By Elizabeth Harrin (London)
You would have thought that with all the belt tightening going on in this economy, people would be cutting back on their charitable endeavours. Not so. In fact, philanthropists are still turning to fund managers for advice and money management – and in increasing numbers. They might not have so much to give away, but they are certainly keen to work with fund managers specialising in philanthropy to make sure their money goes to the right places.
“We are on the cusp of change with philanthropic habits evolving against the backdrop of the significant global downturn,” says Gina Miller, founder and chair of SCM Philanthropy. SCM Philanthropy is a division of Spencer-Churchill Miller Private, a new boutique wealth management practice based in the UK.
“More and more ultra high net worth individuals we see are commenting on the lack of access, communications or follow up regarding the sometimes huge amounts they give,” she adds. “It is not about being publicly acknowledged, just a question of knowing their money is achieving good and making a difference. What we are aiming to do complements what we are doing on the investment side in terms of accountability, measurability, transparency and a low cost base that is fair.”
How to Approach Shifts in Donor Behaviour
Elizabeth Brown, Vice President of Philanthropic Services at the Marin Community Foundation, has also seen a shift in the way donors behave. “One positive consequence of the economic downturn is that an awareness of the problems that we face as a community and a country are more front and center, and there’s a great deal of both questioning and learning taking place on the part of our donors.”
As a result, donors are more aware of the pressing problems of the community. “This has caused them to reassess their philanthropic strategies,” Brown adds. “There are more strategic conversations about philanthropy right now.”
The Marin Community Foundation is one of the largest community foundations in the U.S. and is based – as you’d expect – in Marin County, California, one of the wealthiest counties in the nation. The Foundation has $1billion of assets under management and makes grant distributions of approximately $50 million a year. Brown is now seeing some small changes in where the money ends up. “While some have shifted their giving to more direct service organizations, such as food banks or homeless shelters, most donors have remained consistent with supporting the organizations that align with their personal philanthropic missions, including ones in the arts, education, and medical research,” she says.
The Marin Community Foundation isn’t the only philanthropic fund manager to see this change. Victoria Collins, Executive Vice President and Principal at First Foundation Advisors, has also noticed a shift in the way that donors are acting. “I think donors are being more strategic,” she says. “They are cutting back on donating to any cause that asks and supporting only those that they can really be involved in.”
Working around The Wealth Effect in Tough Financial Times
In addition to targeting causes more strategically, some donors are cutting back on the amounts they hand over to fund managers. Collins calls this ‘The Wealth Effect.’ “The Wealth Effect works positively when the markets and economy are up,” she says. “People feel richer and therefore more generous. When it’s down, a negative ‘Wealth Effect’ results – more anxiety, more uncertainty, more focus on personal financial resources first, on worthy causes second.”
Collins and her team of wealth management consultants provide investment advisory and financial planning services to high net worth families, trusts and businesses. But in her circles, like with Miller, it is not just about the money. “Donors are looking for non-profits that have sustainability as a mission,” Collins says. “Donors are more interested than ever in knowing where their dollar goes – what per cent to administration, what per cent to use and the results of their investment.”

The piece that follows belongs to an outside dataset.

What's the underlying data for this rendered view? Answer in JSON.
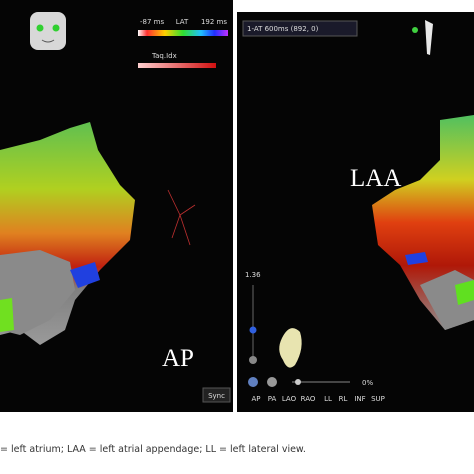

Donors seem more and more concerned about making sure their cash is used to the best possible effect. Fund managers like Miller, Brown and Collins are tasked with making sure this happens. “No monies donated to us will be invested in SCM Private or any other investment vehicle but held in cash waiting to be granted,” says Miller. And given that the economy is going through a weak period, making sure that the donated funds are handled properly and not lost to the whims of the stock market takes careful work. “We are not willing to take any risks with our granting pot,” she adds.
Currently, the beneficiaries of foundations, grants and trusts need to shout even louder amidst the thousands of worthy causes crying out for investment. “When government or state funds are reduced, charities have to work even harder to apply for grants from foundations and private individuals,” explains Collins. “For example, Human Options supports women and children escaping from domestic violence. A cut in state funding across the board for all organizations like this means a cut in programs, staff and services unless other sources of income are found.”
So it’s good news for charitable endeavours that there are still donors gifting sums into the hands of responsible fund managers: donors who, by all accounts, are now more interested and more committed to the worthy causes they set out to help.